君の声がする
朝、ベッドの上で目覚めた時。朝食の目玉焼きにケチャップをかけた時。実のない会議からやっと開放された時。コーヒーにミルクを入れすぎてしまった時。へとへとになりながら帰宅した時。いつか、君の声がするんじゃないか、と耳をすます。
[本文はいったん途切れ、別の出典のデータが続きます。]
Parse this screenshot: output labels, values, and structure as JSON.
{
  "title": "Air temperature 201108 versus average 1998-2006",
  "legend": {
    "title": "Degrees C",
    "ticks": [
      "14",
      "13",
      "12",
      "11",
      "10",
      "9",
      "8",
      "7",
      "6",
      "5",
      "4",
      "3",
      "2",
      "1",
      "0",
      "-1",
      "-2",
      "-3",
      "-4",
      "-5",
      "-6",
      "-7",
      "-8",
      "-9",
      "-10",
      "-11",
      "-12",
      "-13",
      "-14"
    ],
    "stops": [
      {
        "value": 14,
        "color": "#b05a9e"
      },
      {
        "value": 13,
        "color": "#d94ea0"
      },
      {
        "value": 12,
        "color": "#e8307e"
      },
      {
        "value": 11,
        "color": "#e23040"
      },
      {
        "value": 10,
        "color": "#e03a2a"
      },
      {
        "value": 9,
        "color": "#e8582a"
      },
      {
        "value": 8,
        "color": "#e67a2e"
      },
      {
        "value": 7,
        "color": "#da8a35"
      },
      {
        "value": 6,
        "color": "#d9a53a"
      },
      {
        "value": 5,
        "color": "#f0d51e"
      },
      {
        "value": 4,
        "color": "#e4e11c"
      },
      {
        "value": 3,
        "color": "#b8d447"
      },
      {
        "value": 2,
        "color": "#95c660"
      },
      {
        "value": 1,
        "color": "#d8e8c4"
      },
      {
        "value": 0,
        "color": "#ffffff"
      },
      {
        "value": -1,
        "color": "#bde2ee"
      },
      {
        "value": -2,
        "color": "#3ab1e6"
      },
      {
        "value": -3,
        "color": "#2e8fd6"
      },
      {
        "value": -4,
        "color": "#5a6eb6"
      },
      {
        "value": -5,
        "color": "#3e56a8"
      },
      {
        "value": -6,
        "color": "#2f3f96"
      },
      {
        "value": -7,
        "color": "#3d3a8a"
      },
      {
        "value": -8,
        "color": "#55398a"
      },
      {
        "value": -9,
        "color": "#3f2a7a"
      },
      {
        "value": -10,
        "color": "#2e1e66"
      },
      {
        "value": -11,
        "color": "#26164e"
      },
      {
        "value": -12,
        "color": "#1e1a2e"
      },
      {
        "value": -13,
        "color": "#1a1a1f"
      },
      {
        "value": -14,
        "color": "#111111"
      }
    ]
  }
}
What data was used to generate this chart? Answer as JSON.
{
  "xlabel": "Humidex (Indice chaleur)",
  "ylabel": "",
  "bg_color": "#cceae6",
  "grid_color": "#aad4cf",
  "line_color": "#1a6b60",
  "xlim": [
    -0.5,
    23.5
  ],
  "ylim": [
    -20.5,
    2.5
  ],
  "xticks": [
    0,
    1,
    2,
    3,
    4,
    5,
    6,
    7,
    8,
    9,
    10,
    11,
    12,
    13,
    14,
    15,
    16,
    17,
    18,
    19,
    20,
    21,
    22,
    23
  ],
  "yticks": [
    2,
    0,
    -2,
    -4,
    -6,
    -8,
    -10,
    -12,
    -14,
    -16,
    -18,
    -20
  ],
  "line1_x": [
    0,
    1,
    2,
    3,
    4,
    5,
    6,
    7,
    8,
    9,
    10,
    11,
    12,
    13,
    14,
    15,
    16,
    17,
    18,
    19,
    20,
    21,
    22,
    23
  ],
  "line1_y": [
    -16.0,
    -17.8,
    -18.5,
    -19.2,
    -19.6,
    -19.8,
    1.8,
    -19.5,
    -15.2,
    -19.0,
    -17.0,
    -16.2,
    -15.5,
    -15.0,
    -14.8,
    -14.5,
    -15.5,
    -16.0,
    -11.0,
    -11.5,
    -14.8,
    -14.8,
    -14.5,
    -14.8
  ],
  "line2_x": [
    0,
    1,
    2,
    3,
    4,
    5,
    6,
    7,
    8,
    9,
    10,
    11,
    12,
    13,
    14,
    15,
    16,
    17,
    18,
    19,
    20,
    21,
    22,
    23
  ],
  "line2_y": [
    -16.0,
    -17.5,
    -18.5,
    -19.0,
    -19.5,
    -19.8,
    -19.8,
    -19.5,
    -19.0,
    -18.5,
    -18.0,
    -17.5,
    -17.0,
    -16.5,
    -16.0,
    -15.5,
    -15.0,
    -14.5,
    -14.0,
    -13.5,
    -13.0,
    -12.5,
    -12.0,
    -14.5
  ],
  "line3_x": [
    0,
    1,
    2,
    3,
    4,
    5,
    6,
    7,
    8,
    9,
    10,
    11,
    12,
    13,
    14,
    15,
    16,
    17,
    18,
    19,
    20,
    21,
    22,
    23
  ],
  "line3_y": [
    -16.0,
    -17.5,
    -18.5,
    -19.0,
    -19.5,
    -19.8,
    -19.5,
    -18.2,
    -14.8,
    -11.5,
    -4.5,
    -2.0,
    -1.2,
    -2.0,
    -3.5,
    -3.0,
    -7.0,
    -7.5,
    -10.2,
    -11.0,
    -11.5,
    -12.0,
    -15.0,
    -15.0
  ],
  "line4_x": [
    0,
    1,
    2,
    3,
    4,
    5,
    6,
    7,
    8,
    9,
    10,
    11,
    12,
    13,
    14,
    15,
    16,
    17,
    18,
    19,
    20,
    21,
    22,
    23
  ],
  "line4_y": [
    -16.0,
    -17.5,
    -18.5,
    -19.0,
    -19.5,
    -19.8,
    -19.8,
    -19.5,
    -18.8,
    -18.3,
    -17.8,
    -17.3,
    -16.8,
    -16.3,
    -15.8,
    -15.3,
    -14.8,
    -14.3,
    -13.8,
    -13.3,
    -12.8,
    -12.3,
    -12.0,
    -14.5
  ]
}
随分とお寝坊さんじゃないか。ケチャップを跳ねさせるなよ。お疲れ様、どうだった。ちょうどミルクたっぷりのコーヒーが飲みたかったんだ、ありがとう。おかえり、今日もお疲れ様、君の好きな夕飯を用意してるよ。きっと君ならそういって、涼し気な印象の強い目を緩ませてへにゃりと笑いかけてくれるだろう。うんと昔の君の姿を思いだす。あれから何年経ったかな。君も私もまだ学生服を着ていたけれど、もしも君がここにいたら、今はどんな服を着ているのだろうね。
真っ暗なリビングの明かりをつける。帰り道で買った夕飯をレンジにぶち込んで、カーテンをしめてテレビをつける。
君と二人で夕飯を食べる時はいつもテレビは消していた。どれだけ一緒に暮らしていたっておしゃべりな君の話はつきなくて、テレビなんて見ている暇もなかったっけ。
またコンビニ弁当か?全くずぼらなんだから。呆れたふうに、でも底抜けに愛おしそうに笑う君の声が聞こえた気がした。